Time to light the fourth candle today before Christmas
It’s Christmas Eve but not Christmas yet.
Today is the 4th Sunday of Advent. The fourth candle on the wreath represents the Virgin Mary.
We first keep today as Sunday because the Church always remembers Christ’s resurrection on the first day of the week.
What happened at Easter is even more important than Christmas.
We shall remember the birth of Christ later today. Christmas will creep in during this afternoon’s gathering darkness as the carols are broadcast from King’s College Cambridge.
At about 6pm many will be attending the First Mass of Christmas. Others will wait until Midnight Mass.
In Bethlehem midnight comes at 10pm GMT. Christmas spreads across the time zones as Christians look to tomorrow’s as day of celebration.
Tomorrow is the first of the Twelve Days of Christmas .

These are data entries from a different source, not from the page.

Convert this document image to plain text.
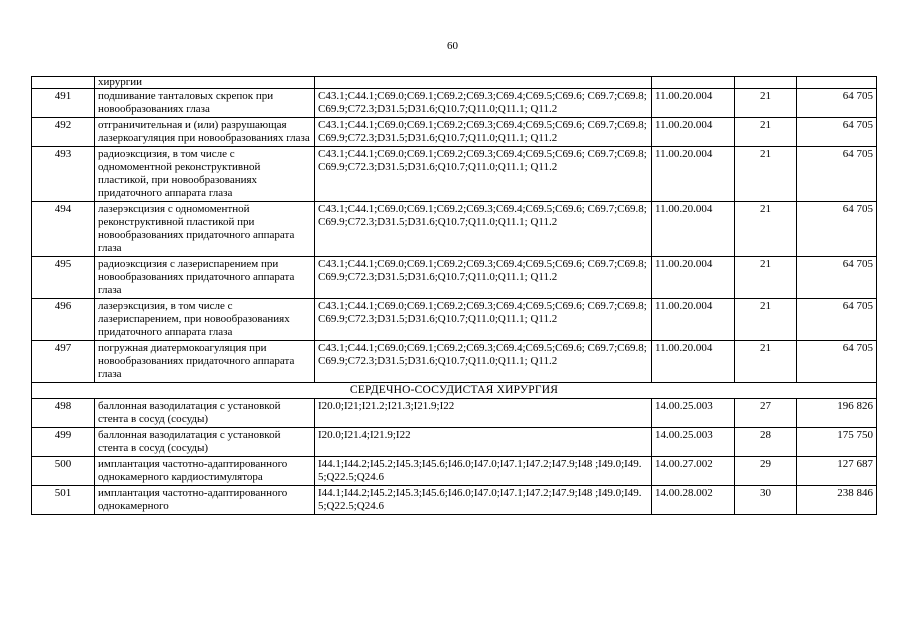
60
	хирургии				
491	подшивание танталовых скрепок при новообразованиях глаза	C43.1;C44.1;C69.0;C69.1;C69.2;C69.3;C69.4;C69.5;C69.6; C69.7;C69.8;C69.9;C72.3;D31.5;D31.6;Q10.7;Q11.0;Q11.1; Q11.2	11.00.20.004	21	64 705
492	отграничительная и (или) разрушающая лазеркоагуляция при новообразованиях глаза	C43.1;C44.1;C69.0;C69.1;C69.2;C69.3;C69.4;C69.5;C69.6; C69.7;C69.8;C69.9;C72.3;D31.5;D31.6;Q10.7;Q11.0;Q11.1; Q11.2	11.00.20.004	21	64 705
493	радиоэксцизия, в том числе с одномоментной реконструктивной пластикой, при новообразованиях придаточного аппарата глаза	C43.1;C44.1;C69.0;C69.1;C69.2;C69.3;C69.4;C69.5;C69.6; C69.7;C69.8;C69.9;C72.3;D31.5;D31.6;Q10.7;Q11.0;Q11.1; Q11.2	11.00.20.004	21	64 705
494	лазерэксцизия с одномоментной реконструктивной пластикой при новообразованиях придаточного аппарата глаза	C43.1;C44.1;C69.0;C69.1;C69.2;C69.3;C69.4;C69.5;C69.6; C69.7;C69.8;C69.9;C72.3;D31.5;D31.6;Q10.7;Q11.0;Q11.1; Q11.2	11.00.20.004	21	64 705
495	радиоэксцизия с лазериспарением при новообразованиях придаточного аппарата глаза	C43.1;C44.1;C69.0;C69.1;C69.2;C69.3;C69.4;C69.5;C69.6; C69.7;C69.8;C69.9;C72.3;D31.5;D31.6;Q10.7;Q11.0;Q11.1; Q11.2	11.00.20.004	21	64 705
496	лазерэксцизия, в том числе с лазериспарением, при новообразованиях придаточного аппарата глаза	C43.1;C44.1;C69.0;C69.1;C69.2;C69.3;C69.4;C69.5;C69.6; C69.7;C69.8;C69.9;C72.3;D31.5;D31.6;Q10.7;Q11.0;Q11.1; Q11.2	11.00.20.004	21	64 705
497	погружная диатермокоагуляция при новообразованиях придаточного аппарата глаза	C43.1;C44.1;C69.0;C69.1;C69.2;C69.3;C69.4;C69.5;C69.6; C69.7;C69.8;C69.9;C72.3;D31.5;D31.6;Q10.7;Q11.0;Q11.1; Q11.2	11.00.20.004	21	64 705
СЕРДЕЧНО-СОСУДИСТАЯ ХИРУРГИЯ					
498	баллонная вазодилатация с установкой стента в сосуд (сосуды)	I20.0;I21;I21.2;I21.3;I21.9;I22	14.00.25.003	27	196 826
499	баллонная вазодилатация с установкой стента в сосуд (сосуды)	I20.0;I21.4;I21.9;I22	14.00.25.003	28	175 750
500	имплантация частотно-адаптированного однокамерного кардиостимулятора	I44.1;I44.2;I45.2;I45.3;I45.6;I46.0;I47.0;I47.1;I47.2;I47.9;I48 ;I49.0;I49.5;Q22.5;Q24.6	14.00.27.002	29	127 687
501	имплантация частотно-адаптированного однокамерного	I44.1;I44.2;I45.2;I45.3;I45.6;I46.0;I47.0;I47.1;I47.2;I47.9;I48 ;I49.0;I49.5;Q22.5;Q24.6	14.00.28.002	30	238 846
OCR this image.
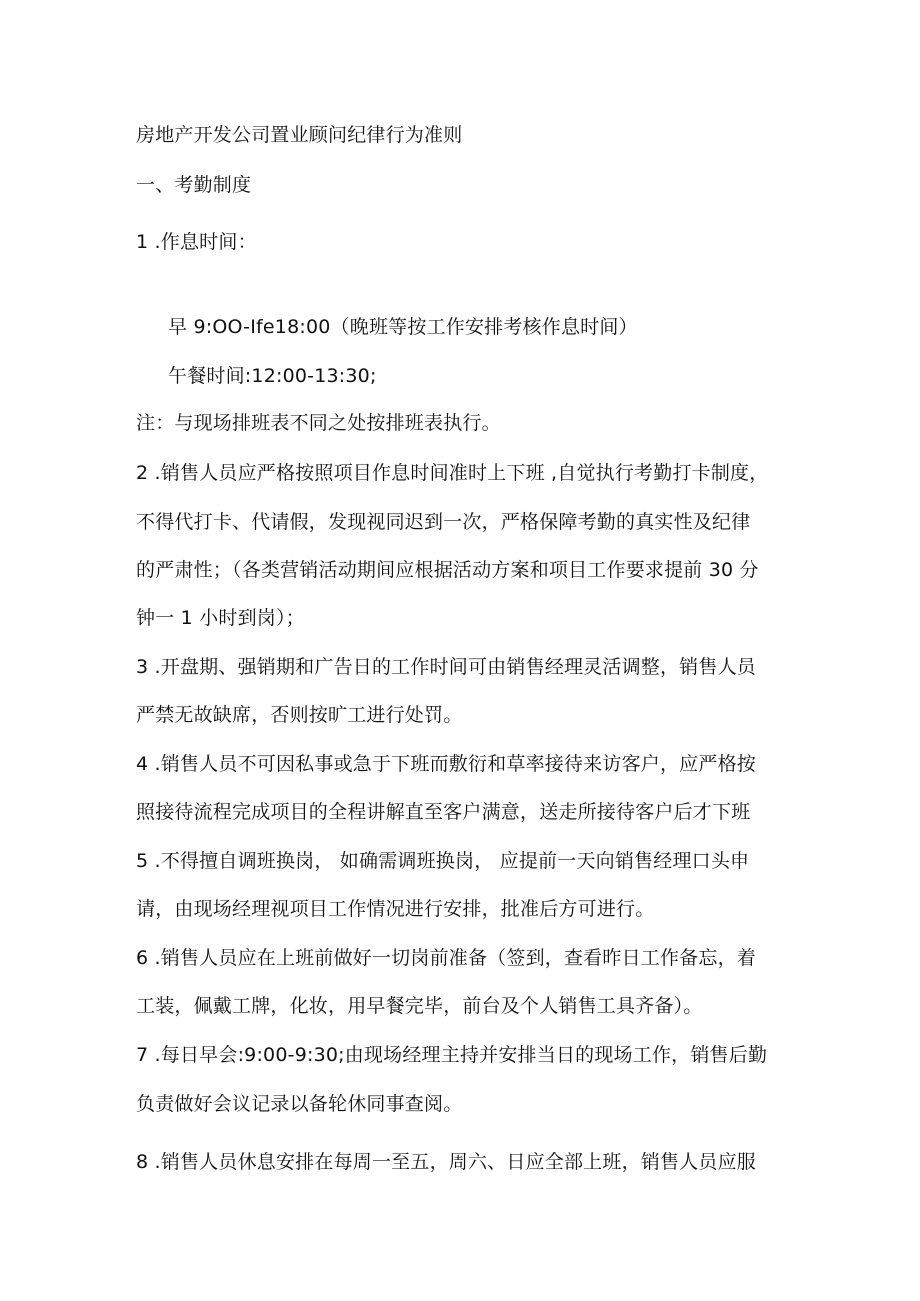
房地产开发公司置业顾问纪律行为准则
一、考勤制度
1 .作息时间：
早 9:OO-Ife18:00（晚班等按工作安排考核作息时间）
午餐时间:12:00-13:30;
注：与现场排班表不同之处按排班表执行。
2 .销售人员应严格按照项目作息时间准时上下班 ,自觉执行考勤打卡制度，
不得代打卡、代请假，发现视同迟到一次，严格保障考勤的真实性及纪律
的严肃性；（各类营销活动期间应根据活动方案和项目工作要求提前 30 分
钟一 1 小时到岗）；
3 .开盘期、强销期和广告日的工作时间可由销售经理灵活调整，销售人员
严禁无故缺席，否则按旷工进行处罚。
4 .销售人员不可因私事或急于下班而敷衍和草率接待来访客户，应严格按
照接待流程完成项目的全程讲解直至客户满意，送走所接待客户后才下班
5 .不得擅自调班换岗， 如确需调班换岗， 应提前一天向销售经理口头申
请，由现场经理视项目工作情况进行安排，批准后方可进行。
6 .销售人员应在上班前做好一切岗前准备（签到，查看昨日工作备忘，着
工装，佩戴工牌，化妆，用早餐完毕，前台及个人销售工具齐备）。
7 .每日早会:9:00-9:30;由现场经理主持并安排当日的现场工作，销售后勤
负责做好会议记录以备轮休同事查阅。
8 .销售人员休息安排在每周一至五，周六、日应全部上班，销售人员应服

O Emmanuel, our king and our lawgiver,
the hope of the nations and their Saviour:
Come and save us, O Lord our God.
Today’s O Antiphon, the last of the series, is heard before the Gospel at Mass and bookending the Magnificat during Evening Prayer.
O King of the nations, and their desire,
the cornerstone making both one:
Come and save the human race,
which you fashioned from clay.
Today’s O Antiphon is heard before the Gospel at Mass and bookending the Magnificat during Evening Prayer.
St Thomas Fair in Bilbao, northern Spain
Today Thursday 21 December is Old St Thomas Day.
This is Thomas the Apostle or Doubting Thomas who at first could not believe that the crucified Christ was alive.
So, although we now keep St Thomas Day is July, today is a reminder of the later years of the Christ Child.
Some Anglican churches still observe St Thomas Day today and many St Thomas fairs survive in the Basque Country.
It was the day, especially in England, to give to the poor before the great Christmas feast.
Today is the shortest day and its appropriate O Antiphon is
O Oriens which means O Morning Star.
O Morning Star,
splendour of light eternal and sun of righteousness:
Come and enlighten those who dwell in darkness
and the shadow of death.
Hear it before and after the Magnificat at Evening Prayer.